If you love pearls, lace and tulle, you would have loved Gertrude Oliver's wedding gown. It had copious amounts of both, placed over white satin. The dress was ankle-length, but the train very long. It was rather simple in overall style, "made along old-fashioned lines," but heavily embroidered.
Gertrude, one of South Bend's most famous young women, was the second of four children born to J.D. Oliver, president of Oliver Chill Plow Works, and his wife Anna.
Her marriage to Charles Frederick Cunningham on September 30, 1916 was the talk of the town.
The Saturday night wedding took place at the First Presbyterian Church (now the Ambassadors for Christ Church), downtown at the corner of Washington and Lafayette streets. If you were in the wedding, you were somebody.
"Perhaps no event of recent seasons has equaled in brilliancy the marriage of Miss Gertrude Wells Oliver..." began the account in the Society News of the South Bend Tribune two days later.
Gertrude, just a few weeks short of her 28th birthday, had seven bridesmaids, all dressed in gowns of taffeta but in different shades of pink, from palest pink to deep rose.
And wow, did they decorate the church. According to the newspaper article, the altar "was transformed into a dense garden of fall lilies and greenery, a great central palm spreading its leaves almost to the ceiling and completely screening the choir loft."
Similarly transformed were the two aisles that lead to the altar of the church. The bride and her bridesmaids walked ceremoniously under "a pergola effect" created by ropes of asparagus fern stretched diagonally between tall white pillars, placed at intervals at the end of each aisle.
Lilies were everywhere-on the altar, on the pews and hanging from those tall pillars. The bride carried a bouquet of lilies and sweetheart roses and her bridesmaids carried bouquets of pink roses.
If the church was packed with people that night, even more so was Copshaholm, J.D and Anna's home on the west side of town. About 1,000 people were invited to the reception there.
"Guests would have been everywhere, except for the kitchen which would have been a beehive of activity," says David Bainbridge, senior curator for the Center for History. "And of course, it was a very 'in' crowd since J.D. was an international businessman. He had been to the White House several times, and Anna, Gertrude's mother, came from one of the oldest families in New York state. There were probably a good number of millionaires."
Those well-heeled guests would have entered through the front door and greeted the new married couple in the main room of the house-transformed, like the church, into a dense garden with greenery and lilies and cleared of all furniture.
Although there are no records of what food was served, we do know where and how it was served.
"The buffet dinner was served in the library and dining room, and they would have used all sections of the table, which is a total of six leaves," says Bainbridge.
The wedding cake was placed at one end of the table, but there are no records indicating what kind of cake Gertrude decided on or who would have designed or baked it.
"The cake could have come from Chicago, or it might have come from a local caterer," says Bainbridge. "There were a lot of local bakers at that time that did some very sophisticated things."
Someone must have thought the cake was quite grand, though, because a piece of it still exists.
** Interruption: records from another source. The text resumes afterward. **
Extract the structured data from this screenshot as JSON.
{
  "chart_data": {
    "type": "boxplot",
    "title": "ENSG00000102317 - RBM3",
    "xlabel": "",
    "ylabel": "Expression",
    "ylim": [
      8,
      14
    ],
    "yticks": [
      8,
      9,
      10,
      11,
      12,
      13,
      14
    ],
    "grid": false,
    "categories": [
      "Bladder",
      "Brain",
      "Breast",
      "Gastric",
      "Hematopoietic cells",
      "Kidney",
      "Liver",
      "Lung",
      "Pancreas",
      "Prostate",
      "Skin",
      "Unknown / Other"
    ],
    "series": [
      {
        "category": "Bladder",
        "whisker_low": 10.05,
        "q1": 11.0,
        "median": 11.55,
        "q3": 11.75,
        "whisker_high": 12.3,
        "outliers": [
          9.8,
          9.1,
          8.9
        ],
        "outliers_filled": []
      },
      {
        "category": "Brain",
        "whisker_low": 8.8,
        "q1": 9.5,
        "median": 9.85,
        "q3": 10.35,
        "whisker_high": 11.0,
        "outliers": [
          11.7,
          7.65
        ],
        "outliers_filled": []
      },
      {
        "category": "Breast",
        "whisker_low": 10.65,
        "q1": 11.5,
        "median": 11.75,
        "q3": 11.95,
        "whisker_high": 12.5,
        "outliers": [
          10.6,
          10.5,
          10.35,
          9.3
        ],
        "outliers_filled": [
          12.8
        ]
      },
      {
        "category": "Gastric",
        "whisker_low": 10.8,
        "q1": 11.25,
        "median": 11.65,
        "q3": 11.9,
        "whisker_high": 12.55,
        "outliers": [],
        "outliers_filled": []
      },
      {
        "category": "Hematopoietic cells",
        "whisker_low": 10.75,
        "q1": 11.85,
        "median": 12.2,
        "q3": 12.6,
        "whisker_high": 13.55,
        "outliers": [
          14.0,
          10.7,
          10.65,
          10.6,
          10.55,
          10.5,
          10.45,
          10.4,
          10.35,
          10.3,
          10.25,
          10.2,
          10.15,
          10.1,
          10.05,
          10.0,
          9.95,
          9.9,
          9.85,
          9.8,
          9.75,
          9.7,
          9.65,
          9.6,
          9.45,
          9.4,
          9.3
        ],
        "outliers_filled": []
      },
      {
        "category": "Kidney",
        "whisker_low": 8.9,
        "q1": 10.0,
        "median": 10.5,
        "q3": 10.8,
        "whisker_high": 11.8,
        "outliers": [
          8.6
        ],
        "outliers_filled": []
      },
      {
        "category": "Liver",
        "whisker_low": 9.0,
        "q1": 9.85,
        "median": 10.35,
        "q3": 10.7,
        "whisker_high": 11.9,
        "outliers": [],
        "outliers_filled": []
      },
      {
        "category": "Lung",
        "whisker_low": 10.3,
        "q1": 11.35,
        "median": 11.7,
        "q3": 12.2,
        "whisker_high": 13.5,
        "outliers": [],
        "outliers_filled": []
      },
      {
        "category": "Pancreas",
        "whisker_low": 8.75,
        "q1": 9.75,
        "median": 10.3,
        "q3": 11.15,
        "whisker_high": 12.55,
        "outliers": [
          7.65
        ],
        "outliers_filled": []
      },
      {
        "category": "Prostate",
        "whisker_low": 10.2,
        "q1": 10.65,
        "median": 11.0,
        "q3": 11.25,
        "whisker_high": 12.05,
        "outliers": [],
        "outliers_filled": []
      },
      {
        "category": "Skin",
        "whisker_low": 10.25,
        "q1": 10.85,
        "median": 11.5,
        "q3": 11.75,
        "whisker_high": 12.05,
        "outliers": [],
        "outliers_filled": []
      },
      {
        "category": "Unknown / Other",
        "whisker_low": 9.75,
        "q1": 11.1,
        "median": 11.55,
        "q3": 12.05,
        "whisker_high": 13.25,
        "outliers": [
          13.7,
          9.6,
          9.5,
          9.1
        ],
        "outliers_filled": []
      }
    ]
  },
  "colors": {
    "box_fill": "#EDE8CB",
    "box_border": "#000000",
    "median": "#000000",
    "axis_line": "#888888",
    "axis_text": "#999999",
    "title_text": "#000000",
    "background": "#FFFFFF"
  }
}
The brownie-sized portion, which now looks like a small dried brick, is stored in a small box and kept at Copshaholm. It is not part of any display at the Center for History.
At some point in the evening, the Blackstone Hotel (Chicago) orchestra started playing. The strains of a syncopated ragtime melody might have signaled to everyone that dancing had begun in the third-story ballroom.
Ballroom dancers might have done the turkey trot, a camel walk, a fast fox trot, or even the very newest of dances-the tango. Little did they know that this was the last time the ballroom would be used for dancing on a grand scale.
The gardens-now the site of many weddings-would have been full with lillies, fall clematis and pink roses along the walkways. Wedding guests would have strolled through them, admiring the immaculately-kept flower beds, and the sound of a working fountain.
Not much is known about the photographer for Gertrude's wedding. "There aren't a lot of photos because it was harder to take them back then. The technology for taking photos out of a studio had not been developed," says Bainbridge.
And they're not in color, because that technology had not been developed. The colors come alive, however, through details in the newspaper article, which talks about the yellow chrysanthemums used on the dining table, and Kilarney roses in the rose parlor.
The article also tells us that the new Mr. and Mrs. Cunningham made their future home in Lowell, Mass., where he worked for the United States Cartridge Company. (The two met in South Bend while he was working for another company and assigned to install an efficiency system at Studebaker.)
In their Massachusetts home, they would have used the gifts of silver and china given to them at the wedding reception. Those wrapped gifts were displayed in a room?probably a bedroom-adjoining the third-floor ballroom, while people danced, ate, conversed and congratulated the new couple.
In 1918, the Cunninghams moved back to South Bend because Mr. Cunningham became secretary and works manager for Oliver Chilled Plow Works.
But on the day of the wedding-as it is with all weddings-the focus was on flowers, the dresses, the food, the family and all their friends as they celebrated the new union.